Genomics England launches tool to crowdsource rare disease gene panels

9 September 2015

A new tool from Genomics England offers a crowdsourcing resource for sharing rare disease genomics knowledge – in the form of an app.

The newly launched PanelApp is publicly available and allows all users to view gene panels (sets of genetic variants that have previously been linked with specific rare conditions). Experts in clinical genomics can also register as a reviewer to provide evaluations of those gene panels.

Genomics England is the NHS-owned company charged with leading and delivery of the 100,000 Genomes Project (100KGP). Their Lead Scientific Curator Dr Ellen McDonagh called for experts to contribute their knowledge via the PanelApp, saying

“We’ve developed the PanelApp to crowd source knowledge of genetic testing for rare diseases and provide a tool for experts to utilise. We are encouraging those with an expertise in rare disease genetics to register to be a reviewer. We’d like experts to help finalise the list of genes that can be used to help diagnose a rare disease”. 

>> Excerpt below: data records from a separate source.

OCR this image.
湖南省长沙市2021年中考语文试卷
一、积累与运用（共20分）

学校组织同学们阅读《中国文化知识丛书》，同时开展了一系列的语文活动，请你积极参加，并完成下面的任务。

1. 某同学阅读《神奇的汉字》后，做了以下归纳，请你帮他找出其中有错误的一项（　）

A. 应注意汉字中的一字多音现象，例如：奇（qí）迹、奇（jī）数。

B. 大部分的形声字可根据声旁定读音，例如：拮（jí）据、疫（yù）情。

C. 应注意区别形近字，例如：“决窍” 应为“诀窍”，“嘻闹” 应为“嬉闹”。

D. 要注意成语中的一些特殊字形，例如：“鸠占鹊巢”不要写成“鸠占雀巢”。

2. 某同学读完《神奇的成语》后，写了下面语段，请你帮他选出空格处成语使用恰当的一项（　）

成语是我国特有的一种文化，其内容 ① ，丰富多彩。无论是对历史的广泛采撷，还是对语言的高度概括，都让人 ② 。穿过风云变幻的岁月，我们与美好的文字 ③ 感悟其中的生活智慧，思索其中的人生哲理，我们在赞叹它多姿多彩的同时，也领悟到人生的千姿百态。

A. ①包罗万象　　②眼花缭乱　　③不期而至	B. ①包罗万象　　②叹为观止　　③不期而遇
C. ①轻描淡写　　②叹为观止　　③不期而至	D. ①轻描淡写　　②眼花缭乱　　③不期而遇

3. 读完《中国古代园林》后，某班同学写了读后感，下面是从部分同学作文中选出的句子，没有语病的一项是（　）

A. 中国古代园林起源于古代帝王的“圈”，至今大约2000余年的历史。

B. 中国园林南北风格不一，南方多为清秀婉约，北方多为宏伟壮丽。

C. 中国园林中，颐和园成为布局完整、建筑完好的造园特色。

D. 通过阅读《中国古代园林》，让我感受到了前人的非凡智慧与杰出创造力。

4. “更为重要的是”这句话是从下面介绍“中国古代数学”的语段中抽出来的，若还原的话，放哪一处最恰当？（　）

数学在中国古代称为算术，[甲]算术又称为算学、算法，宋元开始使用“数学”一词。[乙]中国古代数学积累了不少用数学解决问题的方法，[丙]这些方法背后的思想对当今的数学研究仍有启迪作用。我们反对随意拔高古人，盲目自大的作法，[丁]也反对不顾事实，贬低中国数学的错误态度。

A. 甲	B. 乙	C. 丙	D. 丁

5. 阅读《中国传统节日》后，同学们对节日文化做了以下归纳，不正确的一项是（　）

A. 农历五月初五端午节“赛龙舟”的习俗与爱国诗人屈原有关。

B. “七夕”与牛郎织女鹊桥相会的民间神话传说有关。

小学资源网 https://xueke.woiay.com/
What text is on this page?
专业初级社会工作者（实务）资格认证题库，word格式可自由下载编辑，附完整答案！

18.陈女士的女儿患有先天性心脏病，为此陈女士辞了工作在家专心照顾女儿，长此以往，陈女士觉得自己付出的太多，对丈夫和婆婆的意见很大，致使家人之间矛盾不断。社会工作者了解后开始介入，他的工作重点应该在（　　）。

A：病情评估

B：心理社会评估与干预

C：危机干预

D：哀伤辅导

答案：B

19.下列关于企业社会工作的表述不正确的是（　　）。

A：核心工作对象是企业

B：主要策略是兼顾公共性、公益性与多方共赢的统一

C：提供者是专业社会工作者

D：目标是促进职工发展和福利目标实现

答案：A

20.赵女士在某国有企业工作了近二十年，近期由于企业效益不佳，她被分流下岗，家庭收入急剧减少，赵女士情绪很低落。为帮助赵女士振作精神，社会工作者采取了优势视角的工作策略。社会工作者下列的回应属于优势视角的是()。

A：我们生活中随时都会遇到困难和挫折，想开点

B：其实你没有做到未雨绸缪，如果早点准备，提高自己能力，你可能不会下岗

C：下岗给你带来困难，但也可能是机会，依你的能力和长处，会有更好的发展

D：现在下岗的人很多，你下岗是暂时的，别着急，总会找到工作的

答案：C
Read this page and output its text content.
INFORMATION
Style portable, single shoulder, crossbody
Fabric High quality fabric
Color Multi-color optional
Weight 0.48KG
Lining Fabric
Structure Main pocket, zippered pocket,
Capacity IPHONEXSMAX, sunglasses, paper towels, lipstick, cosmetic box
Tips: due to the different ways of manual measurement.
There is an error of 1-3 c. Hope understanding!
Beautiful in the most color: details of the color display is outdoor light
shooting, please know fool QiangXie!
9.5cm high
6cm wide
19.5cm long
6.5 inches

Rare diseases are one of two main areas of focus for the 100kGP, along with cancer. Patients are being recruited to the project with over 120 different rare diseases, the underlying causes of which remain unknown or uncertain. It is hoped that an underlying genetic cause will be pinpointed in some cases, but all of them will contribute to wider research into the genetic basis of rare diseases. Making a formal genetic diagnosis can help inform patients, families and their doctors about treatment and management choices.

The 100kGP gene panels comprise lists of genetic variants potentially associated with each different clinical condition. They were created using publicly available resources from the UK Genetic Testing Network (UKGTN), as well as the Illumina TruGenome Predisposition Screen, the Emory Genetic Laboratory and the Radboud University Medical Center. Now expert input is sought to review them and supply evidence that variants are (or are not) linked with the disease.

Using evidence to improve genetic testing is an important part of clinical genomics, where so much remains to be discovered about genetics and disease. Whilst some genetic variants are agreed by experts to be definitely disease causative (known pathogenic) or not (known benign), many others would fall into interim categories as probably or possibly pathogenic or benign. As more evidence emerges it will become possible to move some of these uncertain genetic variants into known categories as likely to be linked with disease or not. Genomics England’s new PanelApp will allow existing and new evidence for these ‘research grade’ (uncertain) gene variants to be collected and assessed.

It is also intended to be easy to use and to encourage movement in the clinical research community towards increased and ongoing standardisation of gene panels, something that professionals have themselves worked to develop. The app seeks ratings to identify those genes for which there is strong evidence of association with a disease, sufficient to justify a diagnostic report being returned to clinicians and patients.